Ontologias do ocidente

lacan sonha lacanagens, sonha o mais ainda, o furo do real por onde alice sorverteu num mundo enigmático sem mamãe, sem papai, sem complexos nem refoulements. lacan sonha azul de metileno. um mergulho sem ar, lacanformas embrionárias e trocadilhos, disparates para os analistas enfeitiçarem seus bichinhos. calma, queridos, eu tenho a chave do seu cofrinho, do seu potinho, do seu cachepotzinho, e, ao final do tratamento psicotrópico eu te devolverei a ti. eu sou o bigboss do seu inconsciente, esse segredinho de merda que vc esconde entre as pernas e o teu coração. sou a resplandência, a incandescência, o outro que te aguarda ao final da última sessão com ou sem recibo.

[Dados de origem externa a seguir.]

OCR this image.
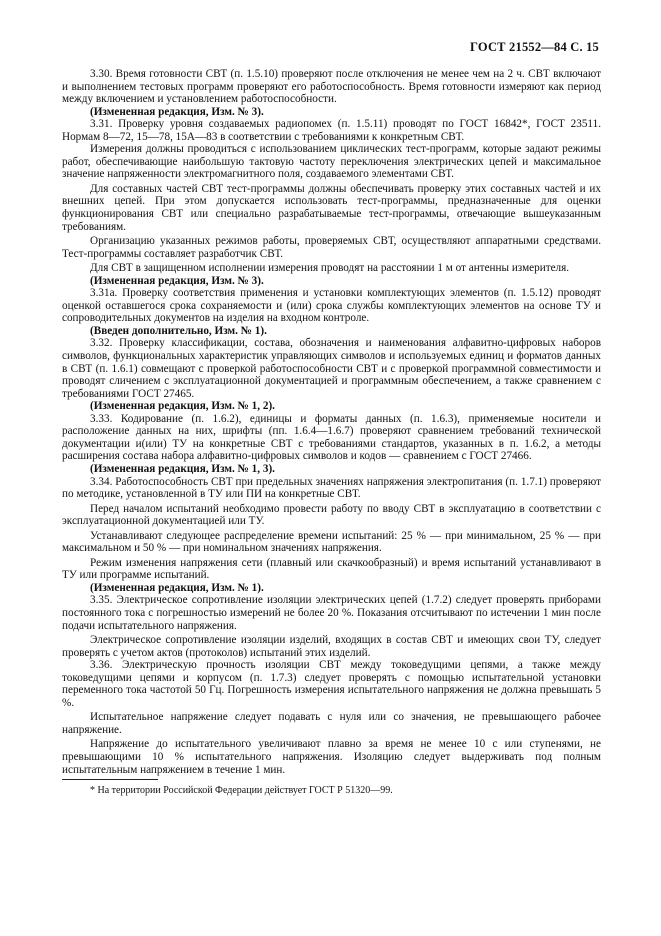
ГОСТ 21552—84 С. 15

3.30. Время готовности СВТ (п. 1.5.10) проверяют после отключения не менее чем на 2 ч. СВТ включают и выполнением тестовых программ проверяют его работоспособность. Время готовности измеряют как период между включением и установлением работоспособности.

(Измененная редакция, Изм. № 3).

3.31. Проверку уровня создаваемых радиопомех (п. 1.5.11) проводят по ГОСТ 16842*, ГОСТ 23511. Нормам 8—72, 15—78, 15А—83 в соответствии с требованиями к конкретным СВТ.

Измерения должны проводиться с использованием циклических тест-программ, которые задают режимы работ, обеспечивающие наибольшую тактовую частоту переключения электрических цепей и максимальное значение напряженности электромагнитного поля, создаваемого элементами СВТ.

Для составных частей СВТ тест-программы должны обеспечивать проверку этих составных частей и их внешних цепей. При этом допускается использовать тест-программы, предназначенные для оценки функционирования СВТ или специально разрабатываемые тест-программы, отвечающие вышеуказанным требованиям.

Организацию указанных режимов работы, проверяемых СВТ, осуществляют аппаратными средствами. Тест-программы составляет разработчик СВТ.

Для СВТ в защищенном исполнении измерения проводят на расстоянии 1 м от антенны измерителя.

(Измененная редакция, Изм. № 3).

3.31а. Проверку соответствия применения и установки комплектующих элементов (п. 1.5.12) проводят оценкой оставшегося срока сохраняемости и (или) срока службы комплектующих элементов на основе ТУ и сопроводительных документов на изделия на входном контроле.

(Введен дополнительно, Изм. № 1).

3.32. Проверку классификации, состава, обозначения и наименования алфавитно-цифровых наборов символов, функциональных характеристик управляющих символов и используемых единиц и форматов данных в СВТ (п. 1.6.1) совмещают с проверкой работоспособности СВТ и с проверкой программной совместимости и проводят сличением с эксплуатационной документацией и программным обеспечением, а также сравнением с требованиями ГОСТ 27465.

(Измененная редакция, Изм. № 1, 2).

3.33. Кодирование (п. 1.6.2), единицы и форматы данных (п. 1.6.3), применяемые носители и расположение данных на них, шрифты (пп. 1.6.4—1.6.7) проверяют сравнением требований технической документации и(или) ТУ на конкретные СВТ с требованиями стандартов, указанных в п. 1.6.2, а методы расширения состава набора алфавитно-цифровых символов и кодов — сравнением с ГОСТ 27466.

(Измененная редакция, Изм. № 1, 3).

3.34. Работоспособность СВТ при предельных значениях напряжения электропитания (п. 1.7.1) проверяют по методике, установленной в ТУ или ПИ на конкретные СВТ.

Перед началом испытаний необходимо провести работу по вводу СВТ в эксплуатацию в соответствии с эксплуатационной документацией или ТУ.

Устанавливают следующее распределение времени испытаний: 25 % — при минимальном, 25 % — при максимальном и 50 % — при номинальном значениях напряжения.

Режим изменения напряжения сети (плавный или скачкообразный) и время испытаний устанавливают в ТУ или программе испытаний.

(Измененная редакция, Изм. № 1).

3.35. Электрическое сопротивление изоляции электрических цепей (1.7.2) следует проверять приборами постоянного тока с погрешностью измерений не более 20 %. Показания отсчитывают по истечении 1 мин после подачи испытательного напряжения.

Электрическое сопротивление изоляции изделий, входящих в состав СВТ и имеющих свои ТУ, следует проверять с учетом актов (протоколов) испытаний этих изделий.

3.36. Электрическую прочность изоляции СВТ между токоведущими цепями, а также между токоведущими цепями и корпусом (п. 1.7.3) следует проверять с помощью испытательной установки переменного тока частотой 50 Гц. Погрешность измерения испытательного напряжения не должна превышать 5 %.

Испытательное напряжение следует подавать с нуля или со значения, не превышающего рабочее напряжение.

Напряжение до испытательного увеличивают плавно за время не менее 10 с или ступенями, не превышающими 10 % испытательного напряжения. Изоляцию следует выдерживать под полным испытательным напряжением в течение 1 мин.

* На территории Российской Федерации действует ГОСТ Р 51320—99.
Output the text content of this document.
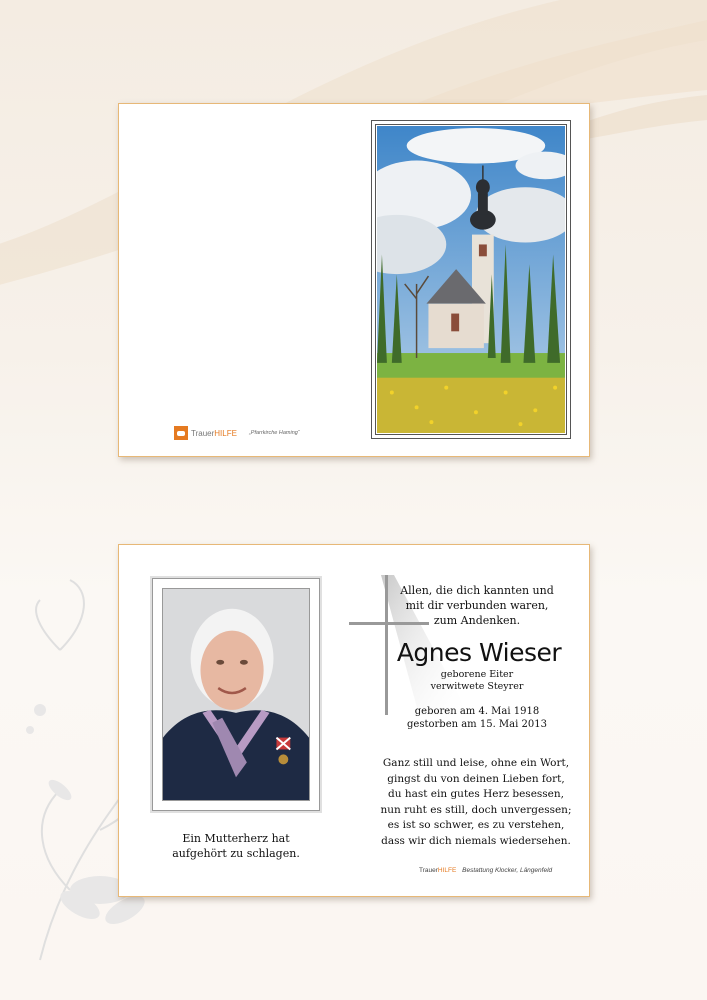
Trauer HILFE „Pfarrkirche Haming“
Ein Mutterherz hat
aufgehört zu schlagen.
Allen, die dich kannten und
mit dir verbunden waren,
zum Andenken.
Agnes Wieser
geborene Eiter
verwitwete Steyrer
geboren am 4. Mai 1918
gestorben am 15. Mai 2013
Ganz still und leise, ohne ein Wort,
gingst du von deinen Lieben fort,
du hast ein gutes Herz besessen,
nun ruht es still, doch unvergessen;
es ist so schwer, es zu verstehen,
dass wir dich niemals wiedersehen.
TrauerHILFE Bestattung Klocker, Längenfeld
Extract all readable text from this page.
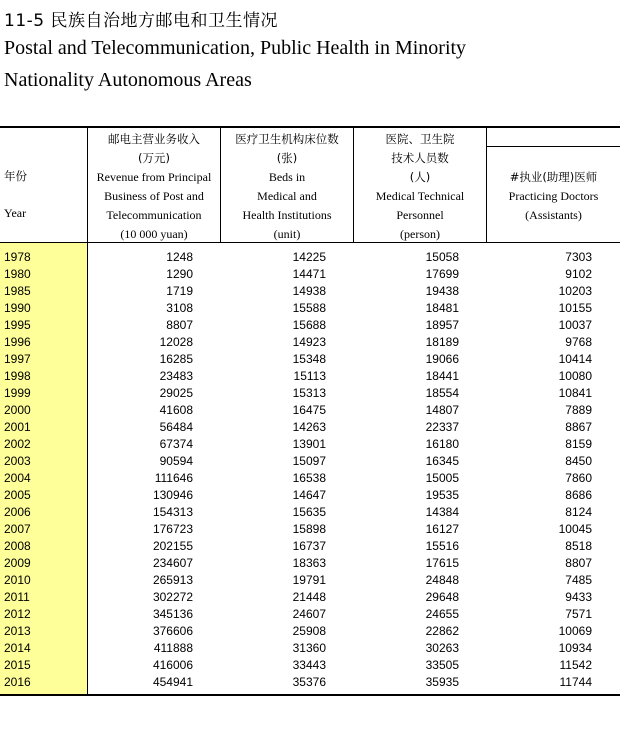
11-5 民族自治地方邮电和卫生情况
Postal and Telecommunication, Public Health in Minority
Nationality Autonomous Areas
年份
Year
邮电主营业务收入
(万元)
Revenue from Principal
Business of Post and
Telecommunication
(10 000 yuan)
医疗卫生机构床位数
(张)
Beds in
Medical and
Health Institutions
(unit)
医院、卫生院
技术人员数
(人)
Medical Technical
Personnel
(person)
#执业(助理)医师
Practicing Doctors
(Assistants)
1978	1248	14225	15058	7303
1980	1290	14471	17699	9102
1985	1719	14938	19438	10203
1990	3108	15588	18481	10155
1995	8807	15688	18957	10037
1996	12028	14923	18189	9768
1997	16285	15348	19066	10414
1998	23483	15113	18441	10080
1999	29025	15313	18554	10841
2000	41608	16475	14807	7889
2001	56484	14263	22337	8867
2002	67374	13901	16180	8159
2003	90594	15097	16345	8450
2004	111646	16538	15005	7860
2005	130946	14647	19535	8686
2006	154313	15635	14384	8124
2007	176723	15898	16127	10045
2008	202155	16737	15516	8518
2009	234607	18363	17615	8807
2010	265913	19791	24848	7485
2011	302272	21448	29648	9433
2012	345136	24607	24655	7571
2013	376606	25908	22862	10069
2014	411888	31360	30263	10934
2015	416006	33443	33505	11542
2016	454941	35376	35935	11744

mira,  querido, o olho que te olha fundo e no fundo. ele te faz perguntas sem resposta. talvez te pergunte se te sentes traído por ter acreditado que,puig sim, agora ia. mas não foi. ele te esconde talvez no punho a carta proibida do destino latinoamericano. ele te olha como um amante que te abandona no meio de um arco histérico de gozo consumista. puig pinga. como um caralinho voador, no punho de puig um punhal: a crença. mira o puig te mirando, hermano. un rato e tudo sai de cena, tudo desmonta, a casa cai, a lama te engole, mas acreditas ainda. com a graça de deus no que virá, no devir.

embaixo hélio não te deixa respirar. ele te suga dizendo um pouco mais te índiati, amor. tua porra é pouco,teu suor é pouco, teu corpo, é pouco, teu trabalho é pouco, quero mais parangolé, te enrolo e te largo na estrada. te puxo o tapete querido, esta é a bioescrita de um rapaz latino americano. este é o nosso desastre, nossa bioescrita escalofobética, este o destino, o declínio, o delcídio, o dissídio, cheirasse um kilo de pó e ainda serias só marginal, nunca herói, só um cara latinoamercano sem dinheiro no bolso. uma cosmococa sem ninho, sem tropicália . olha bem, amor, quem te mira te põe na mira. tem uma coisa apontadada pro teu peito. olha, me dá mais um pouquinho, me dá a tua vida e tua morte. sou teu paizinho, tua maezinha, tua pátria educadora, a cunha enfiada no teu cu.